At noon, I am escorted into the recovery room area along with seven other visitors. But first we are asked to use a wall dispenser in the hall to sanitize our hands.
My wife is in cubicle 41. Hanging from hooks suspended over her bed are several wires and tubes all connected to one place or another on her body. She manages a slight smile, and a weak greeting. When I ask her how she is doing, she nods and offers a weak “OK.” But it is clear to me she is in a place somewhere between nowhere and here.
A nurse opens the curtain and askes my wife if she can wiggle her toes. Barely, but this is good progress according to the nurse. I am allowed to stay for only a few minutes, and then it is back to the atrium. Later, in her semi-private overnight 10th floor room, my wife cannot recall even a moment of my recovery room visit.

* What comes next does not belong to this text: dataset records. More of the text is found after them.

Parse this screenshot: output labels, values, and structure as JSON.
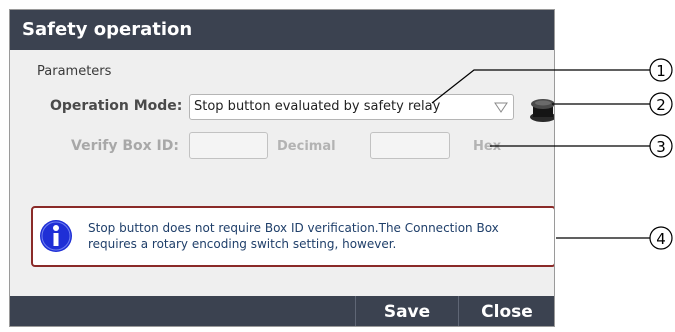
{
  "dialog": {
    "title": "Safety operation",
    "group_title": "Parameters",
    "operation_mode": {
      "label": "Operation Mode:",
      "value": "Stop button evaluated by safety relay"
    },
    "verify_box_id": {
      "label": "Verify Box ID:",
      "decimal_value": "",
      "decimal_unit": "Decimal",
      "hex_value": "",
      "hex_unit": "Hex"
    },
    "info_message": "Stop button does not require Box ID verification.The Connection Box requires a rotary encoding switch setting, however.",
    "buttons": {
      "save": "Save",
      "close": "Close"
    }
  },
  "callouts": [
    "1",
    "2",
    "3",
    "4"
  ],
  "colors": {
    "titlebar": "#3b4250",
    "info_border": "#8a2a28",
    "info_icon": "#1f2fd6",
    "info_text": "#1f3f6a"
  },
  "icons": {
    "select_arrow": "chevron-down-icon",
    "stop_button": "stop-button-icon",
    "info": "info-icon"
  }
}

The next day she is looking much better, and has already had one physical therapy walking session. I am given a list of prescriptions to pick up at a nearby pharmacy and told that it is likely my wife will be discharged in the afternoon after one more go-round with the physical therapist.
At 3:00PM I am directed by an attendant to pull our car into the curb closest to the hospital doors where I am one of four or five picking up discharged patients. After ten minutes, I see my wife being wheeled out. Two aides carefully assist her into the car.
It is a long drive to where we live at the end of Long Island, but we choose to get it over with.
There is always traffic on the East River Drive, but somehow we manage to reach the Triborough without much delay. For a few minutes we are once more suspended over the East River. Beneath us the water now flows north on a flood tide. Behind us the sun sinks behind Manhattan’s skyline. To our left traffic passes us headed into the city. People are going home, or to work, or perhaps to a hospital. We are outbound, headed home. For now.